The reason such questions are asked should be obvious. Families with small children and loaded weapons in the house might not know how to keep guns safe around kids. A suicidal patient might have a gun in the house. A person with significant rage problems might be armed. Doctors should never have the authority to take a gun away, but they should be able to counsel patients about life-threatening risks.

Doctors engage in that type of consultation all the time on other matters. Sex is a health care issue. So is drinking. And cars. And parachuting. Doctors talk about all of these issues and more in what is called the social history section of a medical exam. But now guns are off the table in Florida—the only element of a social history that cannot be legally discussed.

Doctors rose up in disgust about the Florida law because, you know, they're doctors. The Florida chapters of the American Academy of Pediatrics, the American Academy of Family Physicians, the American College of Physicians and an array of practitioners sought an injunction to prevent the enforcement of the law. This summer, the 11th U.S. Circuit Court of Appeals ruled 2–1 that, basically, judges—like politicians and lobbyists—know more about medicine than doctors do. Federal Judge Gerald Tjoflat declared that asking questions about guns is "irrelevant" to an appropriate review of one's medical history.

In his ruling, Tjoflat wrote that the law "seeks to protect patient's privacy by restricting irrelevant inquiry and record keeping by physicians regarding firearms.… [The Florida law] simply acknowledges that the practice of good medicine does not require interrogation about irrelevant, private matters."

Seriously? Who has ever been to a doctor and not been asked about private matters? That is a doctor's job. Regardless of Tjoflat's many accomplishments as a lawyer and judge, who the hell is he to declare what constitutes good medicine? On such questions, most folks would probably trust the American Medical Association over a fellow with a law degree from Duke University.

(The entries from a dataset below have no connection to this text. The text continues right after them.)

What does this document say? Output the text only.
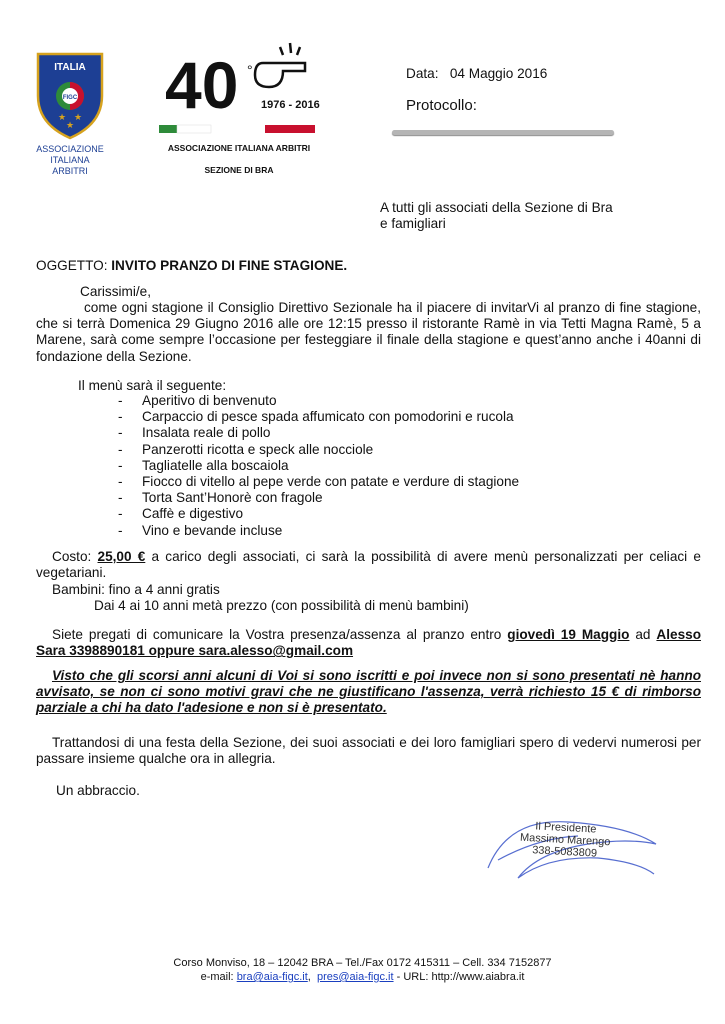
ITALIA
FIGC
★
★
★
ASSOCIAZIONE
ITALIANA
ARBITRI
40 °
1976 - 2016
ASSOCIAZIONE ITALIANA ARBITRI
SEZIONE DI BRA
Data: 04 Maggio 2016
Protocollo:
A tutti gli associati della Sezione di Bra
e famigliari
OGGETTO: INVITO PRANZO DI FINE STAGIONE.
Carissimi/e,
come ogni stagione il Consiglio Direttivo Sezionale ha il piacere di invitarVi al pranzo di fine stagione, che si terrà Domenica 29 Giugno 2016 alle ore 12:15 presso il ristorante Ramè in via Tetti Magna Ramè, 5 a Marene, sarà come sempre l’occasione per festeggiare il finale della stagione e quest’anno anche i 40anni di fondazione della Sezione.
Il menù sarà il seguente:
- Aperitivo di benvenuto
- Carpaccio di pesce spada affumicato con pomodorini e rucola
- Insalata reale di pollo
- Panzerotti ricotta e speck alle nocciole
- Tagliatelle alla boscaiola
- Fiocco di vitello al pepe verde con patate e verdure di stagione
- Torta Sant’Honorè con fragole
- Caffè e digestivo
- Vino e bevande incluse
Costo: 25,00 € a carico degli associati, ci sarà la possibilità di avere menù personalizzati per celiaci e vegetariani.
Bambini: fino a 4 anni gratis
Dai 4 ai 10 anni metà prezzo (con possibilità di menù bambini)
Siete pregati di comunicare la Vostra presenza/assenza al pranzo entro giovedì 19 Maggio ad Alesso Sara 3398890181 oppure sara.alesso@gmail.com
Visto che gli scorsi anni alcuni di Voi si sono iscritti e poi invece non si sono presentati nè hanno avvisato, se non ci sono motivi gravi che ne giustificano l'assenza, verrà richiesto 15 € di rimborso parziale a chi ha dato l'adesione e non si è presentato.
Trattandosi di una festa della Sezione, dei suoi associati e dei loro famigliari spero di vedervi numerosi per passare insieme qualche ora in allegria.
Un abbraccio.
Il Presidente
Massimo Marengo
338-5083809
Corso Monviso, 18 – 12042 BRA – Tel./Fax 0172 415311 – Cell. 334 7152877
e-mail: bra@aia-figc.it,  pres@aia-figc.it - URL: http://www.aiabra.it
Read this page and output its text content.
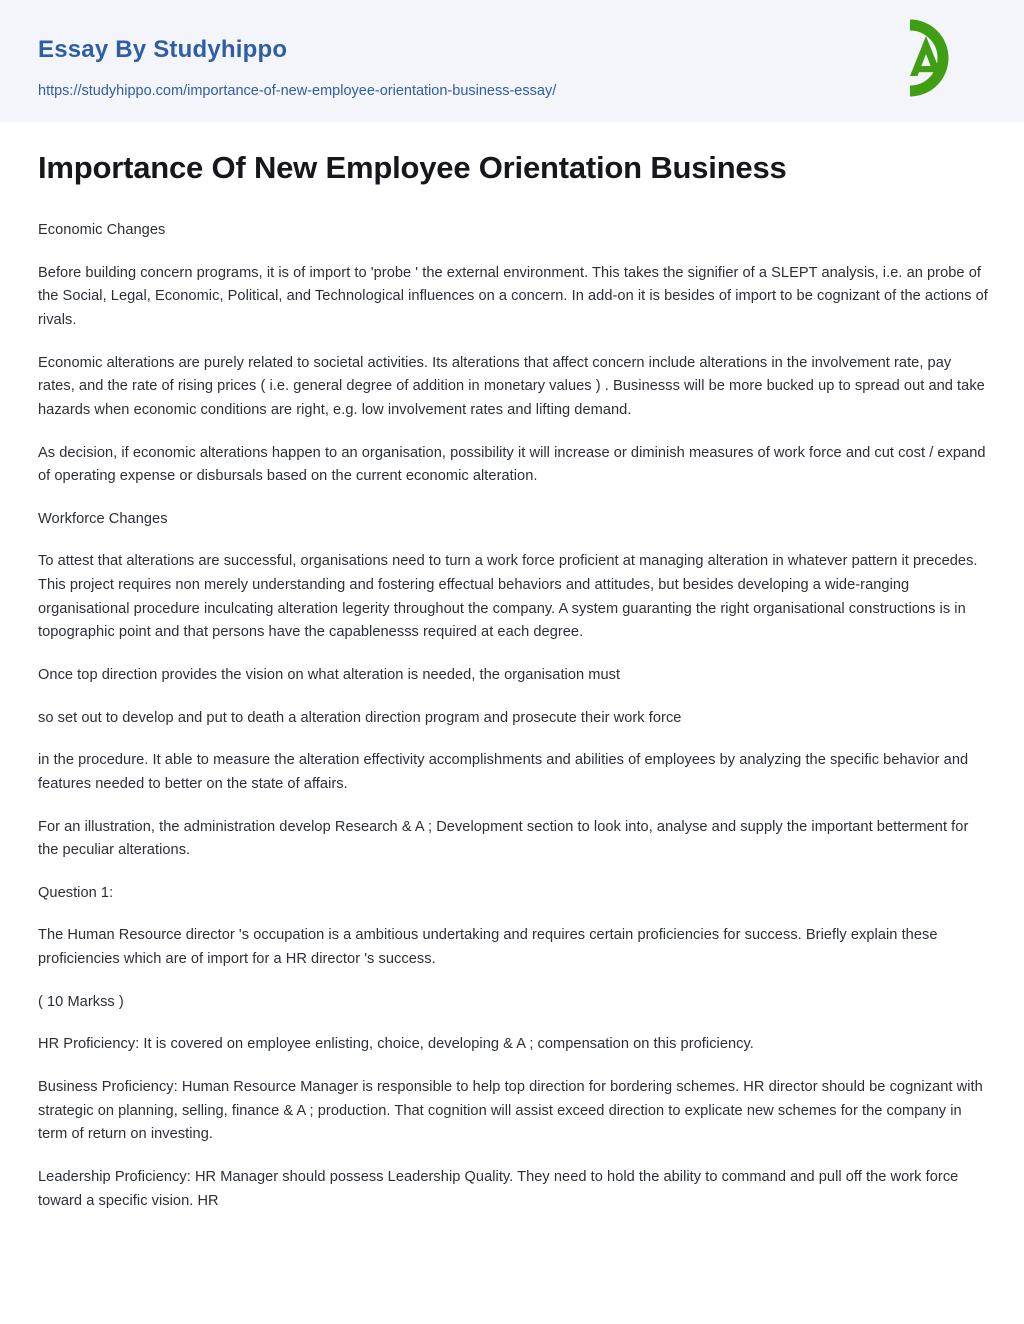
Essay By Studyhippo
https://studyhippo.com/importance-of-new-employee-orientation-business-essay/
Importance Of New Employee Orientation Business

Economic Changes

Before building concern programs, it is of import to 'probe ' the external environment. This takes the signifier of a SLEPT analysis, i.e. an probe of the Social, Legal, Economic, Political, and Technological influences on a concern. In add-on it is besides of import to be cognizant of the actions of rivals.

Economic alterations are purely related to societal activities. Its alterations that affect concern include alterations in the involvement rate, pay rates, and the rate of rising prices ( i.e. general degree of addition in monetary values ) . Businesss will be more bucked up to spread out and take hazards when economic conditions are right, e.g. low involvement rates and lifting demand.

As decision, if economic alterations happen to an organisation, possibility it will increase or diminish measures of work force and cut cost / expand of operating expense or disbursals based on the current economic alteration.

Workforce Changes

To attest that alterations are successful, organisations need to turn a work force proficient at managing alteration in whatever pattern it precedes. This project requires non merely understanding and fostering effectual behaviors and attitudes, but besides developing a wide-ranging organisational procedure inculcating alteration legerity throughout the company. A system guaranting the right organisational constructions is in topographic point and that persons have the capablenesss required at each degree.

Once top direction provides the vision on what alteration is needed, the organisation must

so set out to develop and put to death a alteration direction program and prosecute their work force

in the procedure. It able to measure the alteration effectivity accomplishments and abilities of employees by analyzing the specific behavior and features needed to better on the state of affairs.

For an illustration, the administration develop Research & A ; Development section to look into, analyse and supply the important betterment for the peculiar alterations.

Question 1:

The Human Resource director 's occupation is a ambitious undertaking and requires certain proficiencies for success. Briefly explain these proficiencies which are of import for a HR director 's success.

( 10 Markss )

HR Proficiency: It is covered on employee enlisting, choice, developing & A ; compensation on this proficiency.

Business Proficiency: Human Resource Manager is responsible to help top direction for bordering schemes. HR director should be cognizant with strategic on planning, selling, finance & A ; production. That cognition will assist exceed direction to explicate new schemes for the company in term of return on investing.

Leadership Proficiency: HR Manager should possess Leadership Quality. They need to hold the ability to command and pull off the work force toward a specific vision. HR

But there is a more interesting issue here that goes to the heart of gunner hypocrisy. These people who moan and whine about their constitutional rights cheer when government makes a law abridging the freedom of speech. Yes, these same folks who think that being asked a question violates their right to keep and bear arms—somehow or other—are delighted when government violates someone else's First Amendment rights. In fact, when the first test case on this law goes to trial and some doctor is dragged to court on the charge of asking a patient a question about an issue of safety, the absurdity of a prosecution based on censoring speech will make the Scopes Monkey Trial look like an exercise in intellectual rigor.

The bottom line here: Get a backbone, gunners! Stop being so frightened of hearing that guns can be dangerous when misused or that proper safety procedures are in everyone's best interests. Doctors who say guns are a health care issue are simply being doctors. Let them do their jobs, whether that is as an internist, a specialist or a surgeon general.

As for the hysteria-mongers—Cruz, Scott, Tjoflat, the NRA, the Florida legislature—they should feel free to keep lecturing about how medicine should be practiced, but save the harangue about invasions of privacy for their own physicians—preferably while they're in the middle of getting a prostate exam.